Maroc/Espagne : l'enclave de Melilla source de tensions

Publié le par Oussouf DIAGOLA

La police et des associations marocaines dénoncent le traitement des migrants lors des contrôles à la frontière.

Mardi les habitants de Melilla étaient privés de ciment et de briques. Ce mercredi, ce sont les fruits, les légumes et le poisson qui ne devraient pas passer la frontière marocaine, bloqués par un mouvement de protestation contre la police espagnole. La petite ville de 70 000 habitants, une enclave espagnole sur la côte du Maroc, cristallise, une fois encore, les va-et-vient diplomatiques des relations entre Madrid et Rabat.

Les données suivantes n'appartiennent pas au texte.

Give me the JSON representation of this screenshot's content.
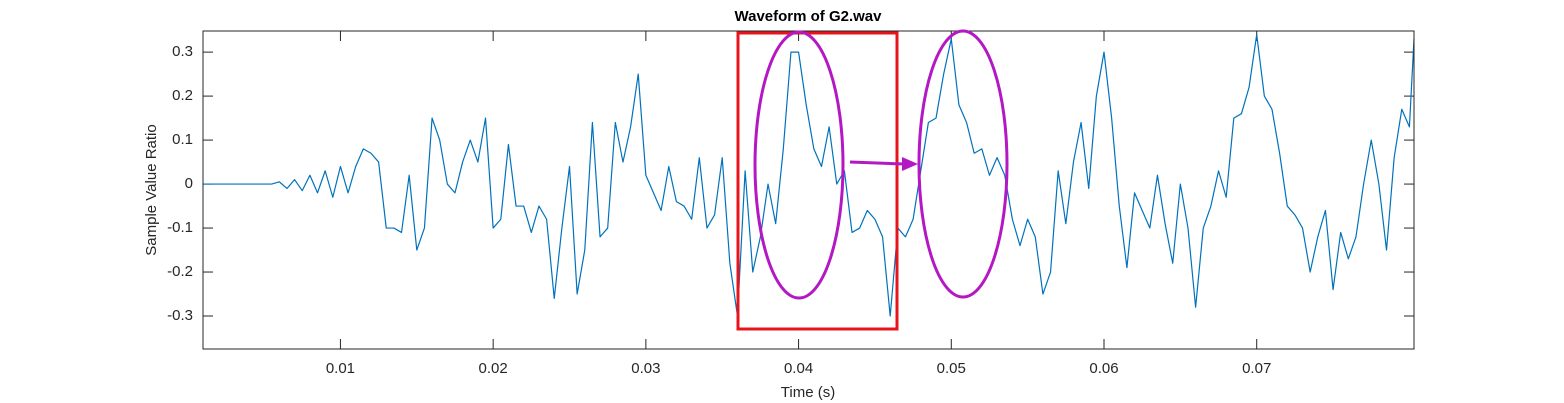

L'affaire a commencé début août par un télégramme diplomatique du Maroc. La police espagnole userait de violence à l'égard des migrants marocains et subsahariens lors des contrôles à la frontière. Faute de réponse immédiate, Rabat multiplie les communiqués et proteste à cinq reprises sur le même sujet. Dans la foulée, des «associations citoyennes» marocaines placardent à la frontière des photomontages représentant des policiers aux mains tachées de sang. Les mêmes collectifs organisent un blocus sélectif des approvisionnements, sous l'œil impassible de la police marocaine.

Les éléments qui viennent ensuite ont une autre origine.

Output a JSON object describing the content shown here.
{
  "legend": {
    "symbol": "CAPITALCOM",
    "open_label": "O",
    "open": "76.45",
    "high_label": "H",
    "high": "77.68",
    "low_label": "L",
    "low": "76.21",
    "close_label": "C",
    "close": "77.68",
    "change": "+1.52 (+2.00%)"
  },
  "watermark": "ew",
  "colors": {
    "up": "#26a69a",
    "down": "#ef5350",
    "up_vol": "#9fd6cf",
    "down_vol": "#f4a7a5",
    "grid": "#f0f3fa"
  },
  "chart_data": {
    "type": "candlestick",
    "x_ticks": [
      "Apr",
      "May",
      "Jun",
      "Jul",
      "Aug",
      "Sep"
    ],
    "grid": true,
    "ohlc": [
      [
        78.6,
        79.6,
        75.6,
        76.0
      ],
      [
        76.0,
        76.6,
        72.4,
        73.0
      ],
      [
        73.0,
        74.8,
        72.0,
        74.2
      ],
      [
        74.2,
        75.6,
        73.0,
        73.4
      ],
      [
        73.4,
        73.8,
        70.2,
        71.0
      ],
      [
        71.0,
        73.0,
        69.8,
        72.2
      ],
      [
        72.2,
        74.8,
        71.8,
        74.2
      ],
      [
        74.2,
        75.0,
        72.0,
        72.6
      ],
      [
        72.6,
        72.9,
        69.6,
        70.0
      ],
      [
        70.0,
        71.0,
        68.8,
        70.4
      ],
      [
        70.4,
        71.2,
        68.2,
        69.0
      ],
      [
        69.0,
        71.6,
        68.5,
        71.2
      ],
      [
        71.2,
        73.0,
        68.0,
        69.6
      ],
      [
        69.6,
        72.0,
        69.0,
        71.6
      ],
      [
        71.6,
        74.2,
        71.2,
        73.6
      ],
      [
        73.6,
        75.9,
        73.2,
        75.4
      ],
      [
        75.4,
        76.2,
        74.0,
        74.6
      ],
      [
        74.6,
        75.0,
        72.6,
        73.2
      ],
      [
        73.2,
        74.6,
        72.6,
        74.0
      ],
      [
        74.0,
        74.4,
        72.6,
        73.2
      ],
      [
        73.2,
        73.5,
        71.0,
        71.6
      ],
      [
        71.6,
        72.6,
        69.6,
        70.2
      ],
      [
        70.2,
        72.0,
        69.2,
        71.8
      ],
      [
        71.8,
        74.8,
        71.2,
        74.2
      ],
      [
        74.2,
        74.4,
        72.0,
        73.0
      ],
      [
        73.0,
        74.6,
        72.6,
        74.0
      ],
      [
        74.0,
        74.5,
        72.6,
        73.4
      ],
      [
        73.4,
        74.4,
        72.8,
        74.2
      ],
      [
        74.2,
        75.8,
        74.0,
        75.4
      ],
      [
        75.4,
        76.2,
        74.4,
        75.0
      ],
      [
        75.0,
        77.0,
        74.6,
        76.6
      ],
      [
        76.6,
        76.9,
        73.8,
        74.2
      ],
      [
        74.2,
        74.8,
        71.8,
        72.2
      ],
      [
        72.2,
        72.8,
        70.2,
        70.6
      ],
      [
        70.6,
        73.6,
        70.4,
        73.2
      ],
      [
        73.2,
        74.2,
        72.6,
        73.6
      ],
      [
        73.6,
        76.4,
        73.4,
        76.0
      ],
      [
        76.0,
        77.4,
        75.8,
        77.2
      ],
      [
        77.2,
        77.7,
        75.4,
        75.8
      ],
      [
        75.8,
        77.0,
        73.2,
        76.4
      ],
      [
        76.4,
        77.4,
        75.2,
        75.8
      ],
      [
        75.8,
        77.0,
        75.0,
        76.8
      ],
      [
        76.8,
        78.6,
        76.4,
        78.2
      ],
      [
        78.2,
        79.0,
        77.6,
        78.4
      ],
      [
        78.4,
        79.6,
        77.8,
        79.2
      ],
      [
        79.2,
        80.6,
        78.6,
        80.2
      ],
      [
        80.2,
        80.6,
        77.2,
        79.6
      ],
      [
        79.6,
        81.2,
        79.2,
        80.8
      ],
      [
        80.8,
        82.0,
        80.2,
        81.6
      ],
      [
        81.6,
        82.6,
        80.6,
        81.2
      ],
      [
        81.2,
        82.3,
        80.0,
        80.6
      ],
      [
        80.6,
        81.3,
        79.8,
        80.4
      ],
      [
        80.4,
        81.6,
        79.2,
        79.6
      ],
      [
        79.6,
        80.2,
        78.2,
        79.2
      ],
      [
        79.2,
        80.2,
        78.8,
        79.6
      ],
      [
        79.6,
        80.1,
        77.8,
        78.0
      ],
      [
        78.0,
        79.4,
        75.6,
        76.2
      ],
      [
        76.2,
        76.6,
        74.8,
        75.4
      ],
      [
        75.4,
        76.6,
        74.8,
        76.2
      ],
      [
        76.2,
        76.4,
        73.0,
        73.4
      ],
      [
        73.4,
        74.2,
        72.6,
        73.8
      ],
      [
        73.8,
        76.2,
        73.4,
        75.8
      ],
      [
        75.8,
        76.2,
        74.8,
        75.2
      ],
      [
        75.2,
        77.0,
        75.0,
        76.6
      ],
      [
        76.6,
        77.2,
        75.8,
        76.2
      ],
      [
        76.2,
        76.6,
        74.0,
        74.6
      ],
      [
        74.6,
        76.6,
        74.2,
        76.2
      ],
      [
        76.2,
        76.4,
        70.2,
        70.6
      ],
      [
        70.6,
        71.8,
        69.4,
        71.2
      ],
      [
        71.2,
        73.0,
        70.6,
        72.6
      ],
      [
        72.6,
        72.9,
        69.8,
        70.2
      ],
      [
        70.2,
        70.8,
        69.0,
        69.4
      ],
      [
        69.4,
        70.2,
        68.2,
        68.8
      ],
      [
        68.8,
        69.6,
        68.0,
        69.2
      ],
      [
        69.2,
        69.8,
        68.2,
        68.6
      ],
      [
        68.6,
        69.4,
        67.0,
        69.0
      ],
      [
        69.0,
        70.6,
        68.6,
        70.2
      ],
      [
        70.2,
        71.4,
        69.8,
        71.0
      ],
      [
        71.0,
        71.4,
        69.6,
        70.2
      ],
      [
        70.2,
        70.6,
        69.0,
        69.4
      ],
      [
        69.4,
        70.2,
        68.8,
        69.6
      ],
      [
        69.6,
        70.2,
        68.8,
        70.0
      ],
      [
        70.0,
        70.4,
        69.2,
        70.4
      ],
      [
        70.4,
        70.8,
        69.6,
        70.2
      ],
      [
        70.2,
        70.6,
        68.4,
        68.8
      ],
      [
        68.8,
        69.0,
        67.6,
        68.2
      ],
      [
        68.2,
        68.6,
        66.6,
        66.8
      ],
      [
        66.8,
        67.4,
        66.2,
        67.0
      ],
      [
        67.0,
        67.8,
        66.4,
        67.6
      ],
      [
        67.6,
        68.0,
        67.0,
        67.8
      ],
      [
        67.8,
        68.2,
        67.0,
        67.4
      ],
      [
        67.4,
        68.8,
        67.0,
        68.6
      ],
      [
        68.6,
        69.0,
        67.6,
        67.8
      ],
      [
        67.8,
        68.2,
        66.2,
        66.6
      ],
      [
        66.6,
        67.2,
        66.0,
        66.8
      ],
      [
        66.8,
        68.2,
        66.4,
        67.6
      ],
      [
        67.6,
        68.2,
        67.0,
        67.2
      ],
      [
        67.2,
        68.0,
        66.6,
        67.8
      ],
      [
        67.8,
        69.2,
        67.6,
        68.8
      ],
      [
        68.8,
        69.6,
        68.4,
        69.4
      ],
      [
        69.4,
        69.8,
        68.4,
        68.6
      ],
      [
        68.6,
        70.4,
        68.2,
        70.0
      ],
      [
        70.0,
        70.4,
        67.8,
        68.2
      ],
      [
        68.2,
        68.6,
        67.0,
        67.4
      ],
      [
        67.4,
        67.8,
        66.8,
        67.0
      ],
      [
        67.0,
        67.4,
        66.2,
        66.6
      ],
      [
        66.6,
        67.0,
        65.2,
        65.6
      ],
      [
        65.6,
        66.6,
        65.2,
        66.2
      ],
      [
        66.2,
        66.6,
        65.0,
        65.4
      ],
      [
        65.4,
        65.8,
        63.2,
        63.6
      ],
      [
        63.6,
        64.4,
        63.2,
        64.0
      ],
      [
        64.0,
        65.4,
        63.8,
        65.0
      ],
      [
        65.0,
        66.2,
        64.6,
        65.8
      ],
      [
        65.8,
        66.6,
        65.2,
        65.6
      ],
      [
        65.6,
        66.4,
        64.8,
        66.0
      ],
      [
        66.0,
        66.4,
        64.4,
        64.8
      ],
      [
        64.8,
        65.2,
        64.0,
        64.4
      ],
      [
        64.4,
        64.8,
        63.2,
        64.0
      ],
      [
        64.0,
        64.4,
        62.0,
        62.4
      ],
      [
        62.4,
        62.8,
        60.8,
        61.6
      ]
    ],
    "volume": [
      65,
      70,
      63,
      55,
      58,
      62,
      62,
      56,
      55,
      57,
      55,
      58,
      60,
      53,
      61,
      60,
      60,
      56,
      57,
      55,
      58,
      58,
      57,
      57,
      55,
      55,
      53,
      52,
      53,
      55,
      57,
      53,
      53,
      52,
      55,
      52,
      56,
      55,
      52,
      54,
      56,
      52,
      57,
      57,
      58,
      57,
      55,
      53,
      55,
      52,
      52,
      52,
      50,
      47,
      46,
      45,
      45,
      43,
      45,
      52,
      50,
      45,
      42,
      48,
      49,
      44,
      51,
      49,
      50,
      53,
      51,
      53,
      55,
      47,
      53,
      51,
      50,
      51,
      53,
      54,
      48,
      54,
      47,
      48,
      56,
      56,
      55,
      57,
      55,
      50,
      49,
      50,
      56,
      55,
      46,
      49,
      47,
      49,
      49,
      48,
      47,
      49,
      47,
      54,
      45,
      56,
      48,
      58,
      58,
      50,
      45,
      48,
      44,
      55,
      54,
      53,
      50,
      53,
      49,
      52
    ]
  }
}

Le gouvernement espagnol dit avoir été surpris par ces attaques. Si les bavures des forces de l'ordre sont régulièrement épinglées par les associations humanitaires, elles mettent habituellement dans le même sac polices espagnole et marocaine. Surtout, les tensions autour de la valla - la clôture -, l'une des seules frontières terrestres entre l'Afrique et l'Europe, ne sont pas nouvelles : elles existent depuis l'entrée de l'Espagne dans l'Union européenne. Et la contestation de la souveraineté espagnole à Melilla et à Ceuta, l'autre enclave sur le sol marocain, est devenue un rituel des relations entre les deux pays.

Mais les mouvements de protestation n'avaient jamais été aussi loin. Pour certains analystes, l'objectif de Rabat est de tester la capacité de réaction d'une Espagne affaiblie par la crise économique et en perte d'influence sur la scène internationale. D'autres observateurs font valoir que la lenteur de Madrid pour accréditer le nouvel ambassadeur marocain Ahmed Ould Souilem, transfuge du Front Polisario, est très mal perçue par le Palais.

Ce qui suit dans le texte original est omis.